In the 16th and 17th centuries the chief grain crop commonly grown in the area was bere, an early form of four-rowed barley. It was used as food for humans and animals as well as for brewing and it is frequently mentioned in Kirk Session records, for instance, in 1708 a woman was in trouble with the Session for carrying a peck of bere from Easter Rarichie to Shandwick on the Sabbath to make ale.
Bere lost favour in farming and barley became the choice crop. By the middle of the 19th century the parish had been noted for the excellence and quality of its barley. The historical records show that there was a reduction in production which could have been as a result of the clamp-down on illicit distilling and the activities of the guagers, the excise men.

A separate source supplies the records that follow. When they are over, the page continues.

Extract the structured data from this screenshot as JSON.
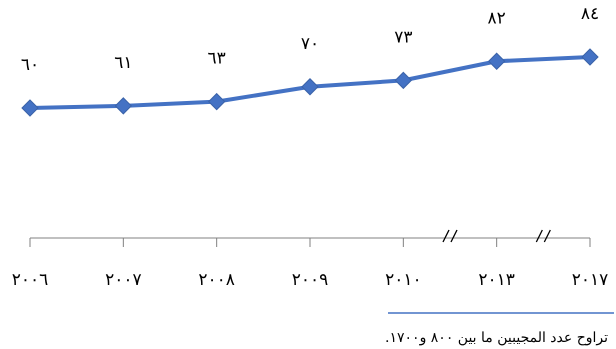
{
  "chart_data": {
    "type": "line",
    "categories": [
      "٢٠٠٦",
      "٢٠٠٧",
      "٢٠٠٨",
      "٢٠٠٩",
      "٢٠١٠",
      "٢٠١٣",
      "٢٠١٧"
    ],
    "series": [
      {
        "values": [
          60,
          61,
          63,
          70,
          73,
          82,
          84
        ],
        "labels": [
          "٦٠",
          "٦١",
          "٦٣",
          "٧٠",
          "٧٣",
          "٨٢",
          "٨٤"
        ],
        "color": "#4472C4"
      }
    ],
    "axis_breaks": [
      "between ٢٠١٠ and ٢٠١٣",
      "between ٢٠١٣ and ٢٠١٧"
    ],
    "grid": false
  },
  "footnote": "تراوح عدد المجيبين ما بين ٨٠٠ و١٧٠٠."
}
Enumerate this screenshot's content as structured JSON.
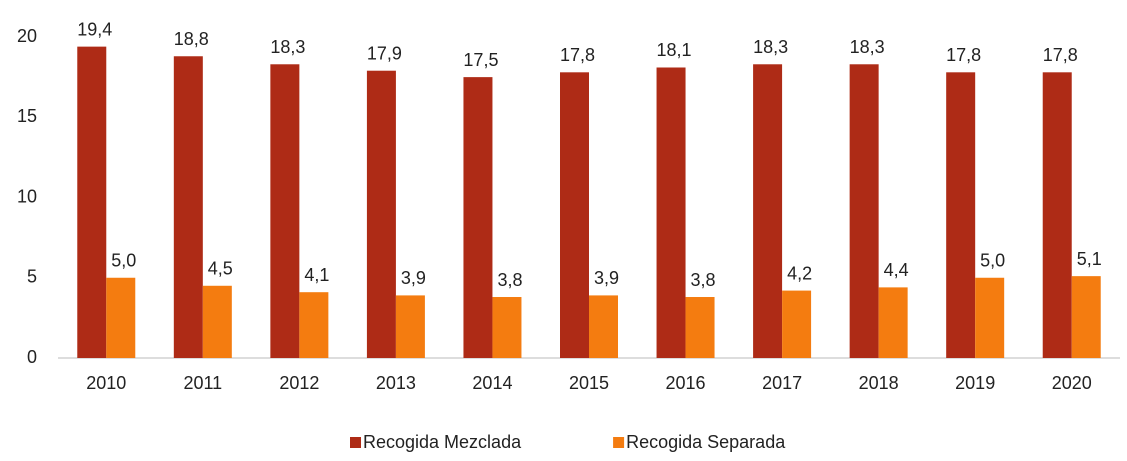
{
  "chart_data": {
    "type": "bar",
    "categories": [
      "2010",
      "2011",
      "2012",
      "2013",
      "2014",
      "2015",
      "2016",
      "2017",
      "2018",
      "2019",
      "2020"
    ],
    "series": [
      {
        "name": "Recogida Mezclada",
        "color": "#ae2b16",
        "values": [
          19.4,
          18.8,
          18.3,
          17.9,
          17.5,
          17.8,
          18.1,
          18.3,
          18.3,
          17.8,
          17.8
        ],
        "value_labels": [
          "19,4",
          "18,8",
          "18,3",
          "17,9",
          "17,5",
          "17,8",
          "18,1",
          "18,3",
          "18,3",
          "17,8",
          "17,8"
        ]
      },
      {
        "name": "Recogida Separada",
        "color": "#f47c10",
        "values": [
          5.0,
          4.5,
          4.1,
          3.9,
          3.8,
          3.9,
          3.8,
          4.2,
          4.4,
          5.0,
          5.1
        ],
        "value_labels": [
          "5,0",
          "4,5",
          "4,1",
          "3,9",
          "3,8",
          "3,9",
          "3,8",
          "4,2",
          "4,4",
          "5,0",
          "5,1"
        ]
      }
    ],
    "ylim": [
      0,
      20
    ],
    "yticks": [
      0,
      5,
      10,
      15,
      20
    ],
    "grid": false,
    "legend": "bottom"
  }
}
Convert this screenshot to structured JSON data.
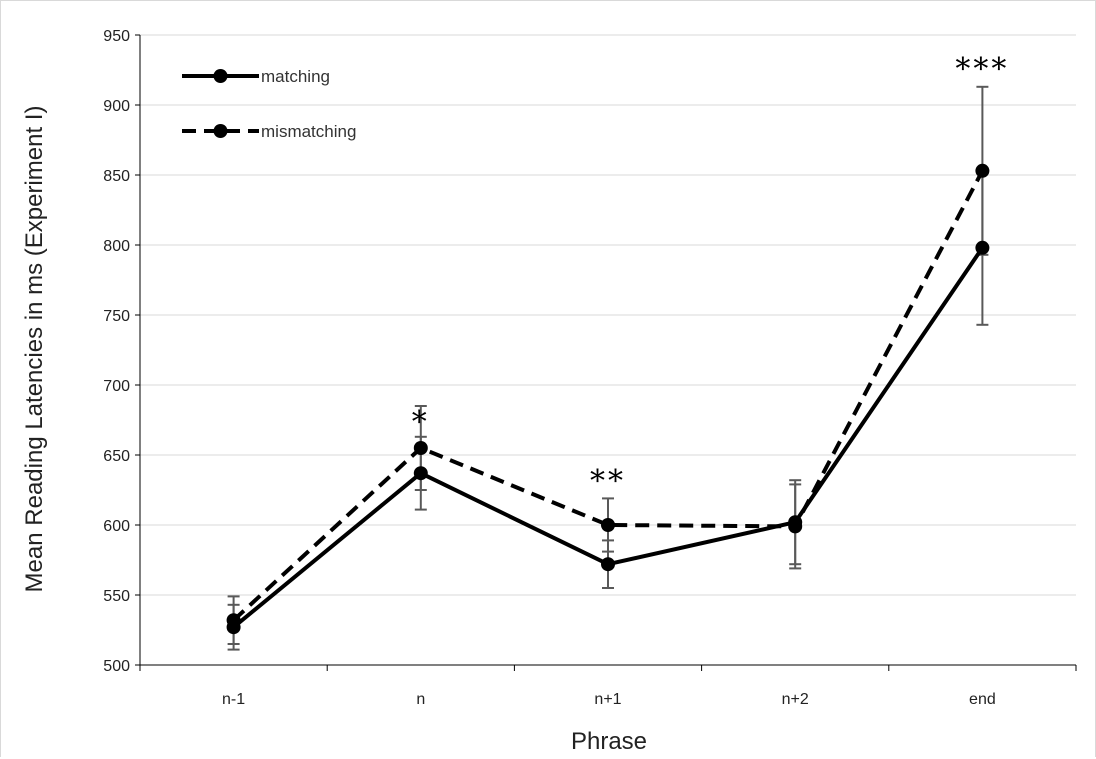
{
  "chart_data": {
    "type": "line",
    "categories": [
      "n-1",
      "n",
      "n+1",
      "n+2",
      "end"
    ],
    "xlabel": "Phrase",
    "ylabel": "Mean Reading Latencies in ms (Experiment I)",
    "ylim": [
      500,
      950
    ],
    "yticks": [
      500,
      550,
      600,
      650,
      700,
      750,
      800,
      850,
      900,
      950
    ],
    "grid": true,
    "legend_position": "top-left",
    "series": [
      {
        "name": "matching",
        "style": "solid",
        "values": [
          527,
          637,
          572,
          602,
          798
        ],
        "error": [
          16,
          26,
          17,
          30,
          55
        ]
      },
      {
        "name": "mismatching",
        "style": "dashed",
        "values": [
          532,
          655,
          600,
          599,
          853
        ],
        "error": [
          17,
          30,
          19,
          30,
          60
        ]
      }
    ],
    "annotations": [
      {
        "category": "n",
        "text": "*",
        "y": 675
      },
      {
        "category": "n+1",
        "text": "**",
        "y": 633
      },
      {
        "category": "end",
        "text": "***",
        "y": 927
      }
    ],
    "colors": {
      "line": "#000000",
      "errorbar": "#595959",
      "grid": "#d9d9d9",
      "axis": "#000000"
    }
  }
}
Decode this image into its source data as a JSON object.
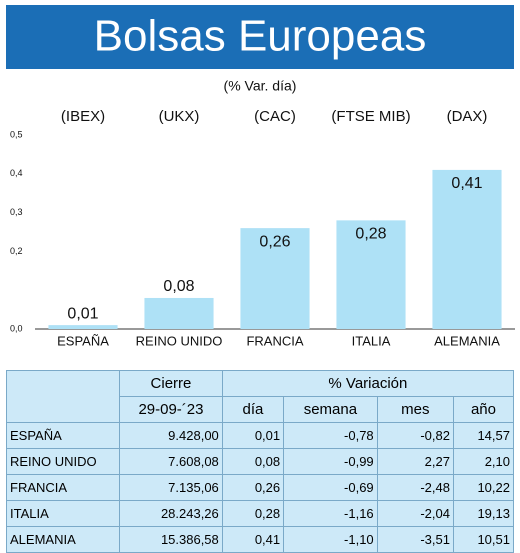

During World War Two, the RAF built the aerodrome in 1941 as RAF Fearn intended as a satellite to RAF Tain, but officially it did not open until after it was taken over and altered by the Royal Navy on 15 July 1942. During this time, the aircraft which was predominantly flown there was the British designed Barracuda. This was the first torpedo bomber used by the Navy that was made from metal. No Barracudas survive today.
The airfield closed on 2 July 1946, but remained an Air Ministry asset until 1957. The site was returned mostly to farmland but several elements were turned into industrial units. The farmland which surrounds the distillery site has returned to barley fields and is producing high quality crops which are used for malting.
The distillery will be a nod to all eras of the site history, from distilling in small stills more like the smugglers stills rather than the large moderns ones of today, and remembering the men and women who served at HMS Owl during the war.